The prequalification process involves developing a risk profile based on specific rock climbing risk factors about which the carriers are concerned.

Of course, non-rock climbing questions are considered as well, such as current health, medical history, family health history, travel habits, and criminal and motor vehicle records. But let’s take a closer look at rock climbing questions, in particular.

Common Rock Climbing Questions

Here are some of the rock climbing questions that are asked:

  1. For how many years have you been climbing?
  2. How often do you climb?
  3. In which areas do you climb?
  4. On what type of terrain do you climb?
  5. What is the maximum height to which you climb?

From these questions, the underwriter seeks to understand the individual’s unique rock climbing risk factors, in order to most accurately assess that individual’s risk and to offer the lowest premium available.

After all, the underwriter wants your business and wants to offer his company’s most competitive price that matches your circumstances.

What if my broker doesn’t ask rock climbing questions?

If your broker has not asked you these rock climbing questions, then your unique circumstances aren’t being considered by the underwriter.

This could work against you, as the underwriter will blindly lump you together with a higher risk group of rock climbers. This translates into a higher premium for you, called a rating.

This is not the fault of the underwriter. Remember, the underwriter is acting responsibly on behalf of his company, as he’s safeguarding his company from the unknown financial risk.
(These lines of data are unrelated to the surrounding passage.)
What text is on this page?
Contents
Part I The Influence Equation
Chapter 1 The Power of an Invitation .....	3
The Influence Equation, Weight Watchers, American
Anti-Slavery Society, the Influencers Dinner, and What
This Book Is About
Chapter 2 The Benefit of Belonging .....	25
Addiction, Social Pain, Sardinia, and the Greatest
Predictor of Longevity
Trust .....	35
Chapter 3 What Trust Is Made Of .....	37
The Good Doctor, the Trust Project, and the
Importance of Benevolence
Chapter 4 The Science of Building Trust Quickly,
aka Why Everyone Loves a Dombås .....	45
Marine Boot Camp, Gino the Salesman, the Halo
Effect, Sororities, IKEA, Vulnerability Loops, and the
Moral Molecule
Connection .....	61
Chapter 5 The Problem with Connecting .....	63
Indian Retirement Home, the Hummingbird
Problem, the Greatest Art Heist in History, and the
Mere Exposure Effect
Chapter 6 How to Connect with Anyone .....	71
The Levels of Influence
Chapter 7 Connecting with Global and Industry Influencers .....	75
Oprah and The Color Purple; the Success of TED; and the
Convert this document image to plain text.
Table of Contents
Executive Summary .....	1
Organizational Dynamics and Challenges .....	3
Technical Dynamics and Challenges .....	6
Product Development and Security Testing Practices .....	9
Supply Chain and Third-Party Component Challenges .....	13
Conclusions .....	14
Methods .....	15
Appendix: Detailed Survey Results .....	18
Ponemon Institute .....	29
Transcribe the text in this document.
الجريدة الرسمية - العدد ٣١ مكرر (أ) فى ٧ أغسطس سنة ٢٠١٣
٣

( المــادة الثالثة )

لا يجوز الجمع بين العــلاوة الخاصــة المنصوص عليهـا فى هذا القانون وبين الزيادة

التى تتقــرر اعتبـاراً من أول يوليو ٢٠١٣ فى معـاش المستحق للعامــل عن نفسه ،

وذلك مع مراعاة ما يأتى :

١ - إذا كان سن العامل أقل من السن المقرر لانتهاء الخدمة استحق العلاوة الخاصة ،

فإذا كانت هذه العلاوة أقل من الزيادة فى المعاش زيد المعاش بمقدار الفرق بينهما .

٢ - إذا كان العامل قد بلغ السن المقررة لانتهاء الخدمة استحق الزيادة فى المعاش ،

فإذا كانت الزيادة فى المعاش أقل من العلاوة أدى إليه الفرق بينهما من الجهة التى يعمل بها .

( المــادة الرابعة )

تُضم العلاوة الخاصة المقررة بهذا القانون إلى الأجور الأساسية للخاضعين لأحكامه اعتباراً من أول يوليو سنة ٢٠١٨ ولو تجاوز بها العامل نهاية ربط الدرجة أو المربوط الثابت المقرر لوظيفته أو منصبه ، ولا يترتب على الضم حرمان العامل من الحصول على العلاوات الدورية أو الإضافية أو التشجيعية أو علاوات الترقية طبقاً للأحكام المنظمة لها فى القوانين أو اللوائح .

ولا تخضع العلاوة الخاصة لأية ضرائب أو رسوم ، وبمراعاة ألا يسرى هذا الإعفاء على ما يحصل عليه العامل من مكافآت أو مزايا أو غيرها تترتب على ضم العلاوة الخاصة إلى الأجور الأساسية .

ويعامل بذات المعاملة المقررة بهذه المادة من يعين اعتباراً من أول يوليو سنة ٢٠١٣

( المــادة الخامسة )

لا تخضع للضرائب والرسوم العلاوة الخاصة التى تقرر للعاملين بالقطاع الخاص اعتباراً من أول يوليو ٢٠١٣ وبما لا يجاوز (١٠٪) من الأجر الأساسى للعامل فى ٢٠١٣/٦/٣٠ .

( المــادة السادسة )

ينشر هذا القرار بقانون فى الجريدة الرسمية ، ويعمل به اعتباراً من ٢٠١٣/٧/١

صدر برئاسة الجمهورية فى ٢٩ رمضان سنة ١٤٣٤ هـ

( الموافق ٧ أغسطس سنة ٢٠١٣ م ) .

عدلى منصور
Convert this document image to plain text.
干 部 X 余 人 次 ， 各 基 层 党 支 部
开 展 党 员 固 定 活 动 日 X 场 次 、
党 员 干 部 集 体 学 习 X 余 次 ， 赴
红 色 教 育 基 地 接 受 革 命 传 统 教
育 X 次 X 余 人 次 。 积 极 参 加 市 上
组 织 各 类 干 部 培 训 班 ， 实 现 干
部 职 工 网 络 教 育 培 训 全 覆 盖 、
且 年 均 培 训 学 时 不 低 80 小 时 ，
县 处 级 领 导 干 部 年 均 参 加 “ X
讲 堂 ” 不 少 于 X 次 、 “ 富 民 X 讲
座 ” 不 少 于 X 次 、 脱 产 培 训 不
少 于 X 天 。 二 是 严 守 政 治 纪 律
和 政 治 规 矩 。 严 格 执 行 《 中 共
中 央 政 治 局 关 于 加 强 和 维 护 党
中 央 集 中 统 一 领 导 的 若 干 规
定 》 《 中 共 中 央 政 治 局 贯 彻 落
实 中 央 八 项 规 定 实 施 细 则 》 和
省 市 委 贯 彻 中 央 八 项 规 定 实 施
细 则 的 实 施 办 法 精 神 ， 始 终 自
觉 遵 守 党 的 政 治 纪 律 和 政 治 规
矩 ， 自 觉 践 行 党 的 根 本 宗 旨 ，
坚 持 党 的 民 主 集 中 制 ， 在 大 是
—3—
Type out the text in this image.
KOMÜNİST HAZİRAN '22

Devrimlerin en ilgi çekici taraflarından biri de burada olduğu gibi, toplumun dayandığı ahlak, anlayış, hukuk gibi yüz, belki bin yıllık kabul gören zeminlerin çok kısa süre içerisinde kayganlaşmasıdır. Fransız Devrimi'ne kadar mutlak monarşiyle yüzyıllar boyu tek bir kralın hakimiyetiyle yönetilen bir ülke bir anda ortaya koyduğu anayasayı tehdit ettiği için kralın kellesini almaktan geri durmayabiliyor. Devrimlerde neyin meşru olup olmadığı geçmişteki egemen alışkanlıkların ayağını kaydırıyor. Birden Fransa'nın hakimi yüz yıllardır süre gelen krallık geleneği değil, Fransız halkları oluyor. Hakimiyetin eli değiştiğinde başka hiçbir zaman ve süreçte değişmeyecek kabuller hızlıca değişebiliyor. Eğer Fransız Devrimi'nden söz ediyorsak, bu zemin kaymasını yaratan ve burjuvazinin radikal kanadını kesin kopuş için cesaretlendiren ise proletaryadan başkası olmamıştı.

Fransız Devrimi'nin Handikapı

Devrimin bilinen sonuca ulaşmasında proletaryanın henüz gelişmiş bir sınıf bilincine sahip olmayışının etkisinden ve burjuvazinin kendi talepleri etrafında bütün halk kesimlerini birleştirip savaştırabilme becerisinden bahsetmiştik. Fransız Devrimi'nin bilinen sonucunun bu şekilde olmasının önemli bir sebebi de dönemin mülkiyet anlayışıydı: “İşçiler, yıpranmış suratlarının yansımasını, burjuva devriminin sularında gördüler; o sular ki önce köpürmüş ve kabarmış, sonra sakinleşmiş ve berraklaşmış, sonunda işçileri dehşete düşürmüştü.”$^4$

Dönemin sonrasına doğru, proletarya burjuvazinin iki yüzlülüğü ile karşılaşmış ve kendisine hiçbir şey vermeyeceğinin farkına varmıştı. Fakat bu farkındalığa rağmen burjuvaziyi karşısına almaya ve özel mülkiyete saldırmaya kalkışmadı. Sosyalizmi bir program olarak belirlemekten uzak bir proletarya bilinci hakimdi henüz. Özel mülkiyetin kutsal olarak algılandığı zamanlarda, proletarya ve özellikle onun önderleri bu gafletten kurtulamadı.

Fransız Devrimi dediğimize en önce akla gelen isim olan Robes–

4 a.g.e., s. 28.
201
If your broker isn’t asking you these rock climbing questions, then you should seek a second opinion from another broker.

How should I answer rock climbing questions?

In one word — honestly.

We advise all our clients to be open and honest about their activities. If you try to hide an activity from the insurer, then you are jeopardizing your beneficiary’s future security.

For example, let’s say we unfortunately lost you within the first two years of your policy. And let’s say it wasn’t even a rock climbing accident, but something completely unrelated such as a drunk driving accident that wasn’t even your fault. The cause of death will not prevent the insurance company from conducting an investigation before paying the claim.

The insurance investigators commonly speak to surviving family members, friends, and coworkers. You can count on them asking about hobbies and other activities. And you can count on some coworker or friend innocently and truthfully answering.

If you didn’t fully reveal your rock climbing activities on your application, then the insurer is within its rights to refuse the claim. You’ve just thrown away your beneficiary’s financial security. Please, don’t do it.